Card Factory’s full-year profits were dented as “lower levels of footfall” to its stores slowed sales growth.
The greetings card specialist said statutory pre-tax profits for the year ending January 31 slipped 1.1% to £82.8m, hampered by accounting for hedging.
However, on an underlying basis, pre-tax profits were up 3.8% to £85.1m
Operating profits fell 3.7% to £85.7m, but were up 3% to £87.8m on an underlying basis.
Card Factory said total sales grew 4.3% to £398.2m across the year, but store like-for-likes inched up 0.4% as “lower” footfall impacted organic growth.
Total like-for-likes, which also include online sales, were up 0.6%.
The retailer opened 51 net new stores during the period, taking its estate to 865 at the year end.

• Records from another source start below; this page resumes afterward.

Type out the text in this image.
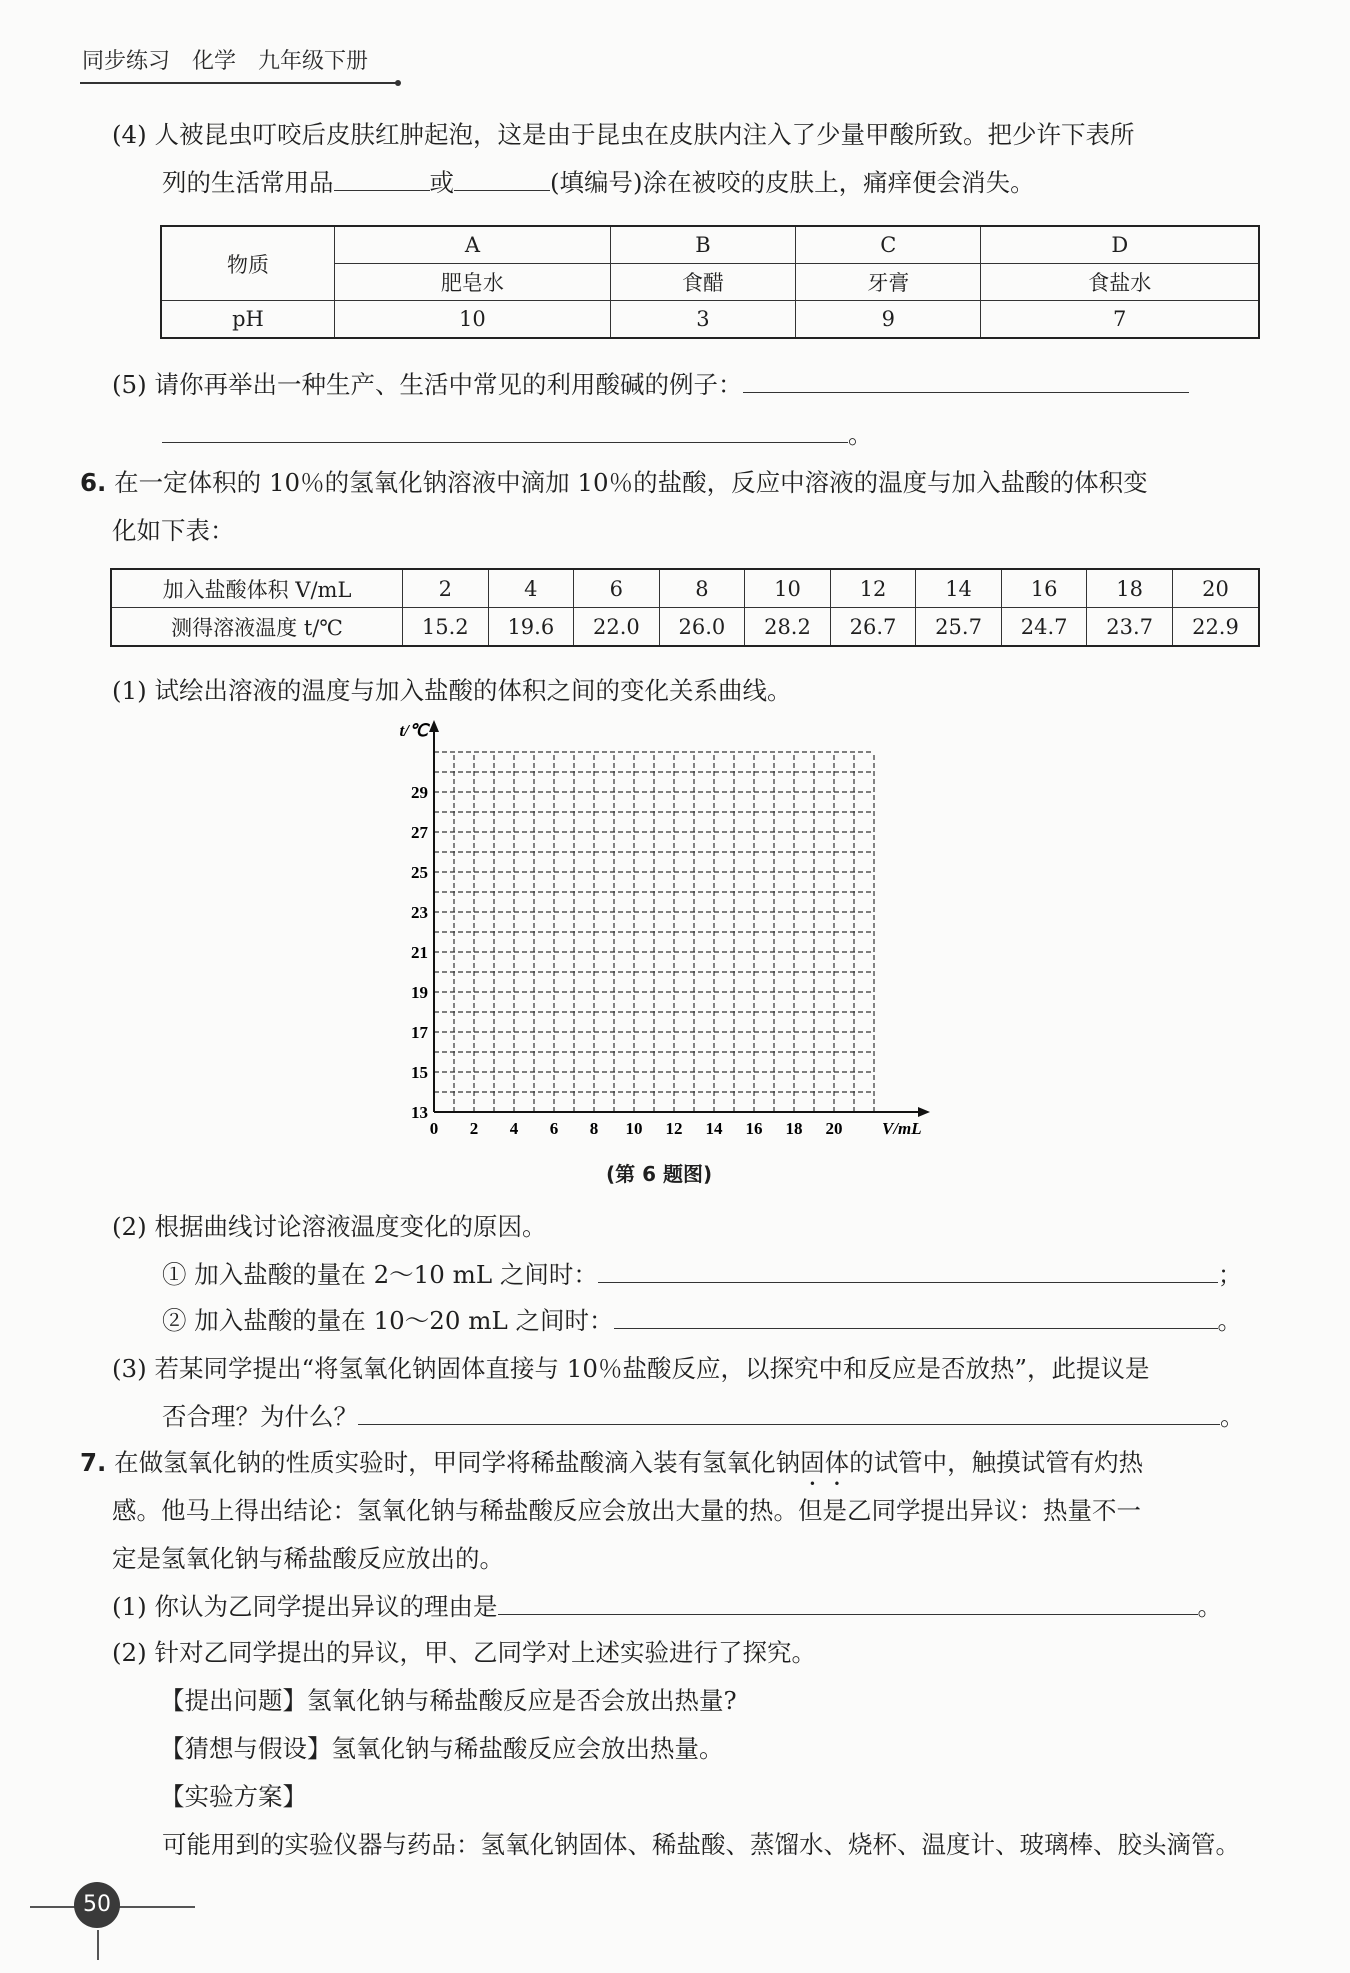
同步练习　化学　九年级下册
(4) 人被昆虫叮咬后皮肤红肿起泡，这是由于昆虫在皮肤内注入了少量甲酸所致。把少许下表所
列的生活常用品	或	(填编号)涂在被咬的皮肤上，痛痒便会消失。
物质	A	B	C	D
	肥皂水	食醋	牙膏	食盐水
pH	10	3	9	7
(5) 请你再举出一种生产、生活中常见的利用酸碱的例子：
。
6. 在一定体积的 10％的氢氧化钠溶液中滴加 10％的盐酸，反应中溶液的温度与加入盐酸的体积变
化如下表：
加入盐酸体积 V/mL	2	4	6	8	10	12	14	16	18	20
测得溶液温度 t/℃	15.2	19.6	22.0	26.0	28.2	26.7	25.7	24.7	23.7	22.9
(1) 试绘出溶液的温度与加入盐酸的体积之间的变化关系曲线。
0 2 4 6 8 10 12 14 16 18 20
13
15
17
19
21
23
25
27
29
V/mL
t/℃
(第 6 题图)
(2) 根据曲线讨论溶液温度变化的原因。
① 加入盐酸的量在 2～10 mL 之间时：	；
② 加入盐酸的量在 10～20 mL 之间时：	。
(3) 若某同学提出“将氢氧化钠固体直接与 10％盐酸反应，以探究中和反应是否放热”，此提议是
否合理？为什么？	。
7. 在做氢氧化钠的性质实验时，甲同学将稀盐酸滴入装有氢氧化钠固体的试管中，触摸试管有灼热
感。他马上得出结论：氢氧化钠与稀盐酸反应会放出大量的热。但是乙同学提出异议：热量不一
定是氢氧化钠与稀盐酸反应放出的。
(1) 你认为乙同学提出异议的理由是	。
(2) 针对乙同学提出的异议，甲、乙同学对上述实验进行了探究。
【提出问题】氢氧化钠与稀盐酸反应是否会放出热量?
【猜想与假设】氢氧化钠与稀盐酸反应会放出热量。
【实验方案】
可能用到的实验仪器与药品：氢氧化钠固体、稀盐酸、蒸馏水、烧杯、温度计、玻璃棒、胶头滴管。
50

It said it had identified a “strong pipeline of further new store opportunities” in the current financial year as it eyes a 1,200-strong portfolio of shops.
Card Factory held its EBITDA margin relatively flat at 24.7%, but said “business efficiency initiatives” were underway in order to partially mitigate margin headwinds, including foreign exchange rates and the national living wage, which will increase again next month.
Chief executive Karen Hubbard said that, having undertaken a strategic review since joining the business just over a year ago, she was “confident” that its plan would “ensure future business growth.
But she said there were “additional opportunities” within the four pillars of its strategy “to further strengthen the business for the longer term.”
Hubbard added: “Over the last year, it is that established strategy which has allowed us to deliver a good performance in a challenging retail market.
“Our store like-for-like sales remained positive and our business continued to deliver best-in-class margins whilst remaining highly cash generative.”